Is it just me or is this a bizarre list? I'm not sure of the details under which it was compiled so I'm not sure exactly what they were aiming for; is it must-read fiction (if so why is Bridget Jones on it?) or perhaps a list of popular fiction (old and new) or maybe it is a list of the most purchased books (which would explain Dan Brown and Helen Fielding and why it is the Complete Works of Shakespeare on the list and not individual plays). I really don't know, but it was a bit of fun, and reminded me of a similar one that circled around my friends on Facebook for awhile, although that one was films. 

So now it is your turn, if you use it on your blog leave a comment with a link so I can check out your results, or simply leave your result in the comments.

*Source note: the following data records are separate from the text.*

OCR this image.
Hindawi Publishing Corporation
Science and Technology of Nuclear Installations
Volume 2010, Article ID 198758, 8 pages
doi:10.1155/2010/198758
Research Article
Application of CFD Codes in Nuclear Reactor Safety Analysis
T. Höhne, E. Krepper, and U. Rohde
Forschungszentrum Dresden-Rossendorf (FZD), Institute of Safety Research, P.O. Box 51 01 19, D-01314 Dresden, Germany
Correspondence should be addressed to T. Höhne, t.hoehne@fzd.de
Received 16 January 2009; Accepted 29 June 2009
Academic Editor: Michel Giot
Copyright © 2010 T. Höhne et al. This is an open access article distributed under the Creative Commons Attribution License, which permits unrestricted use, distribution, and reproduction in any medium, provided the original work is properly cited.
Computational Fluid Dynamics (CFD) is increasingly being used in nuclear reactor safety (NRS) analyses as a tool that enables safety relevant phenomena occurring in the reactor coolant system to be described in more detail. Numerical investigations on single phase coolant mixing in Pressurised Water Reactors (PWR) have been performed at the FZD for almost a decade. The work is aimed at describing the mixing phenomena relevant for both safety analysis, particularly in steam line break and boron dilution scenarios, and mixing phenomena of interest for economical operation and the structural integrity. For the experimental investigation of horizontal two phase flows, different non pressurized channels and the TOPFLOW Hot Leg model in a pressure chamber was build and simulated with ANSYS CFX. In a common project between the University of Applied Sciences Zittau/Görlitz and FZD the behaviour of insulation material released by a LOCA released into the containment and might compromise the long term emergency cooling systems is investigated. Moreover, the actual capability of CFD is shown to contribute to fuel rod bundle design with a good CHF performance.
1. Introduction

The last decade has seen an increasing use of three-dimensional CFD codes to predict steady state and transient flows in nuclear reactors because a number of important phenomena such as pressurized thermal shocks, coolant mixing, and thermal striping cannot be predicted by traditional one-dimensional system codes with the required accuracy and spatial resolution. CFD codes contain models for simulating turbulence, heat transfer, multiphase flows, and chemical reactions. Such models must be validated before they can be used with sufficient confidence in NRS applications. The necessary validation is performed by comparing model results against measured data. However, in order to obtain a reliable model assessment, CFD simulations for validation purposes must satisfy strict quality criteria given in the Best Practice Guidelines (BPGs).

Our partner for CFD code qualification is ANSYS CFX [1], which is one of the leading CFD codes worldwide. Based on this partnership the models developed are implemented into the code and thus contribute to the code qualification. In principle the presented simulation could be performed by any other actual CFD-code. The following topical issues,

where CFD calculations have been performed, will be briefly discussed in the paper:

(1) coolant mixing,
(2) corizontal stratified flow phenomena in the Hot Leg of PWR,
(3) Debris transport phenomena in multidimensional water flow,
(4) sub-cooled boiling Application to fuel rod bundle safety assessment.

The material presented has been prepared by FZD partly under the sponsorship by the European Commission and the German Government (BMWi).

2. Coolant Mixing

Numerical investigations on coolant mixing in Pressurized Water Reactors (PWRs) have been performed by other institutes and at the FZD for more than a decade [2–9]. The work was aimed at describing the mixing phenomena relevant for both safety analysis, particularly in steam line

I'm interested in hearing your take on the compilation of the list (do you know exactly how it was made?) and what you think should have been omited or included!


1 comment:

  1. Since I posted this one on my blog (and followed it on Facebook a few months back), I've had somebody tell me that the general public submitted titles to the BBC, but it was unclear to me whether they were submitting their favorites, what they had read, or what they thought other people should read, or some combination of all three. I haven't verified it either way. But I agree--totally bizarre list!